Phenom II X6 chips may carry a premium above what AMD fans are used to, as Intel’s competing Core i7 980X will flirt with the $1000 barrier. Given that the entire spectrum of possible prices below $1000 appears to be AMD’s game, don’t be surprised if the company flexes a little margin muscle for the privilege, and to recoup the material costs of a larger die.

With respect to the astronomically absurd price of $1000, however, the Thuban should be relatively inexpensive by comparison. AM3 users will also be delighted to know that a simple BIOS update should be sufficient to bring current boards up to snuff for the new chip.

Comments

  1. Cliff_Forster
    Cliff_Forster Be still my beating heart!
  2. Jengo
    Jengo Hopefully a bios upgrade is all we will need, im running an MSI K9A2 CF-F V2 and it only supprts up to 125w Processors which is all of the current ones. Hopefully the new processors are compatible... i would really be happy... lol
  3. BuddyJ
    BuddyJ Six real cores sounds good to me.
  4. DrLiam
    DrLiam I still have a single core and now I'm beginning to feel old.
  5. ardichoke
    ardichoke Man, I just updated to a quad core. Now I'm starting to wonder how many more ppd I could crank out on a sexta-core processor.
  6. sexta 2.8GHZ is too low, at least 3.8!
  7. AlexDeGruven
    AlexDeGruven
    sexta wrote:
    2.8GHZ is too low, at least 3.8!

    Welcome to post-2003. Clock speeds have been on a downward trend for a while in relation to performance. Improvements in manufacturing processes and internal design has been yielding performance gains much higher than at the clock level.

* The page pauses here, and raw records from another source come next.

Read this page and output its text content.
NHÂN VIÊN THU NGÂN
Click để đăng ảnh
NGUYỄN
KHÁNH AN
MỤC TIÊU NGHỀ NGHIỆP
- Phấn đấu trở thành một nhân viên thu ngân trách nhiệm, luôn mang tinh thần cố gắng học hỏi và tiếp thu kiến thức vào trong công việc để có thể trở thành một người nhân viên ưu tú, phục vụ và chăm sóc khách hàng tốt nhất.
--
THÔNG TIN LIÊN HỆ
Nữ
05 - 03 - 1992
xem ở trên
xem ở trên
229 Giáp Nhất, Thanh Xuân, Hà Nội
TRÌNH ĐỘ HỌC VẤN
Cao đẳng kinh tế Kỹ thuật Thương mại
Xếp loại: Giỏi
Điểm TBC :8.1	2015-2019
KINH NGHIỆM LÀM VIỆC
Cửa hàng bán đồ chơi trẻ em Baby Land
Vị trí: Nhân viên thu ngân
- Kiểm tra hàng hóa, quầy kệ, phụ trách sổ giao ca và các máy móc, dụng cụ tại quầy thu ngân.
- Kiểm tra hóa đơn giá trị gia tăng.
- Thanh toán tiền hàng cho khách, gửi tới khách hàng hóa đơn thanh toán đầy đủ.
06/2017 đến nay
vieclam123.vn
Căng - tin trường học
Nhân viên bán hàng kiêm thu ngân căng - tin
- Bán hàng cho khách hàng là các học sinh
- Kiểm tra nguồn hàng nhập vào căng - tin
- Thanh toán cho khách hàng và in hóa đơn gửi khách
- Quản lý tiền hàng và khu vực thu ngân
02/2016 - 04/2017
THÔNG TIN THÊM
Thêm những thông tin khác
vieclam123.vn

    Even IBM big iron (POWER architecture, FMK as RS-6000) has been doing this. Their top-end POWER6 processor topped out at 5GHz. The new POWER7 chips run 40% more powerful (at least) and top out at 4.1GHz, with the standard being 3.3GHz. They're also able to run 4 threads per core in their SMT implementation, which is a big part of the performance gain.